In Pictures: 8 things you might not know about Android

Some lesser-known facts about Google's mobile OS

  • Android factoids Being as popular as it is, much of Android is a relatively open book to those with even a passing knowledge of the smartphone world. But there's also plenty that the mobile user on the street probably doesn't know about the little green droid.

  • It wasn't Google's idea Android actually began life as the brainchild of Andy Rubin, who founded Android Inc. in October 2003 with the aim of creating a new mobile platform. Google bought Android Inc. and hired Rubin and several others in August 2005.

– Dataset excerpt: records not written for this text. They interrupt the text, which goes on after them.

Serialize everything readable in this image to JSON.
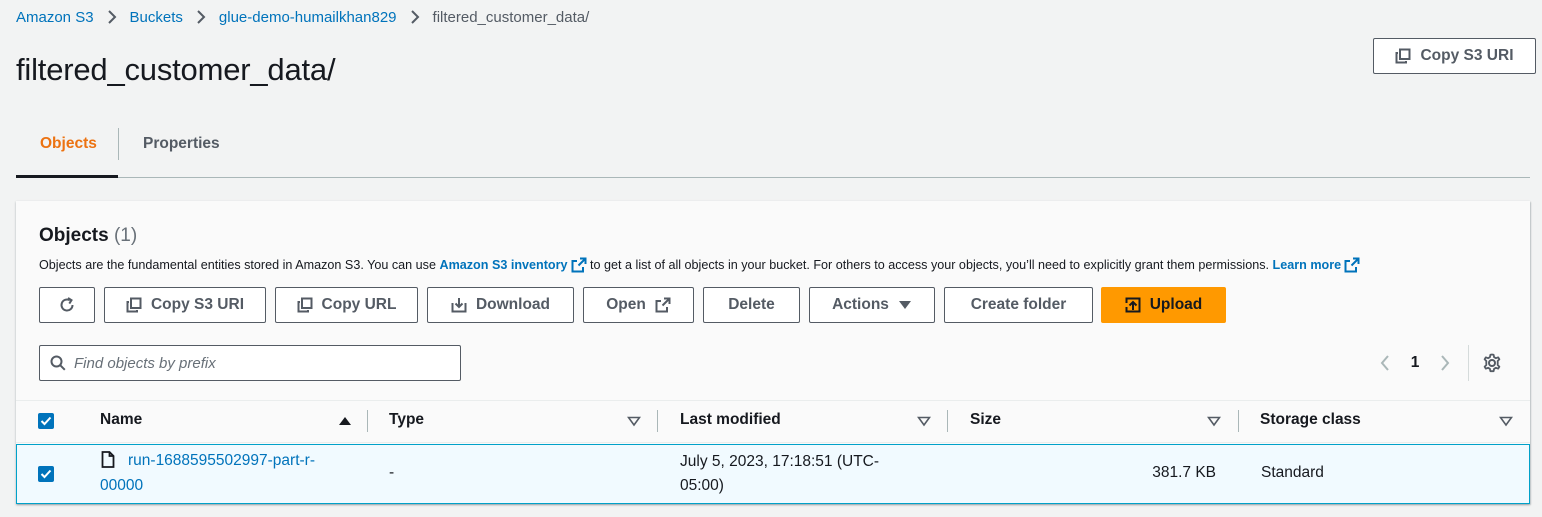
{
  "breadcrumb": {
    "items": [
      "Amazon S3",
      "Buckets",
      "glue-demo-humailkhan829"
    ],
    "current": "filtered_customer_data/"
  },
  "page_title": "filtered_customer_data/",
  "header_copy_uri_label": "Copy S3 URI",
  "tabs": [
    {
      "label": "Objects",
      "active": true
    },
    {
      "label": "Properties",
      "active": false
    }
  ],
  "objects_panel": {
    "title": "Objects",
    "count": "(1)",
    "description_part1": "Objects are the fundamental entities stored in Amazon S3. You can use",
    "inventory_link": "Amazon S3 inventory",
    "description_part2": "to get a list of all objects in your bucket. For others to access your objects, you’ll need to explicitly grant them permissions.",
    "learn_more": "Learn more"
  },
  "toolbar": {
    "copy_s3_uri": "Copy S3 URI",
    "copy_url": "Copy URL",
    "download": "Download",
    "open": "Open",
    "delete": "Delete",
    "actions": "Actions",
    "create_folder": "Create folder",
    "upload": "Upload"
  },
  "search": {
    "placeholder": "Find objects by prefix",
    "value": ""
  },
  "pagination": {
    "current_page": "1"
  },
  "table": {
    "columns": [
      "Name",
      "Type",
      "Last modified",
      "Size",
      "Storage class"
    ],
    "rows": [
      {
        "name_line1": "run-1688595502997-part-r-",
        "name_line2": "00000",
        "type": "-",
        "last_modified_line1": "July 5, 2023, 17:18:51 (UTC-",
        "last_modified_line2": "05:00)",
        "size": "381.7 KB",
        "storage_class": "Standard",
        "selected": true
      }
    ]
  },
  "colors": {
    "link": "#0073bb",
    "accent_tab": "#ec7211",
    "primary_button": "#ff9900",
    "text": "#16191f",
    "secondary_text": "#545b64",
    "row_selected_bg": "#f1faff",
    "row_selected_border": "#00a1c9"
  },
  "icons": {
    "breadcrumb_separator": "chevron-right-icon",
    "copy": "copy-icon",
    "refresh": "refresh-icon",
    "download": "download-icon",
    "external": "external-link-icon",
    "caret": "caret-down-icon",
    "upload": "upload-icon",
    "search": "search-icon",
    "settings": "gear-icon",
    "file": "file-icon"
  }
}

  • It almost didn't work out Android almost immediately ran out of cash after its founding, only to be saved, according to Businessweek, by technology legend Steve Perlman.

  • The Nexus line was a hot rumor years before the Nexus One People were predicting the "gPhone" (big whiff on the name there, guys) as early as 2007. The Nexus One came out in 2010.

  • Microsoft thought it would be a non-event Microsoft's Scott Horn, then head of the Windows Mobile marketing team, told Engadget after Android's release that "I don't understand the impact they are going to have." (Cue sad trombone sound.) (Image: Scott Horn now works for Seagate.)

  • Resolution scaling was introduced in Version 1.6 The ability to automatically scale images based on display size appeared in Donut, or Android 1.6. This paved the way for the huge range of device form factors on the Android market today.

  • There's an Android phone in space Just a month ago, a British firm launched a Nexus One into space, where it will actually control a satellite as part of an experiment to see how well consumer-grade electronics stand up to the rigors of space.

  • Every app you run on your Android phone gets its own virtual machine Each active app on an Android device runs in its own Dalvik VM, which keeps it safely separate from core functions, improves battery life and boosts performance.

  • The first official version code name was NOT a dessert Google's Dan Morrill confirmed in January that the very first alpha version of Android released (in 2007) to internal developers was R2-D2.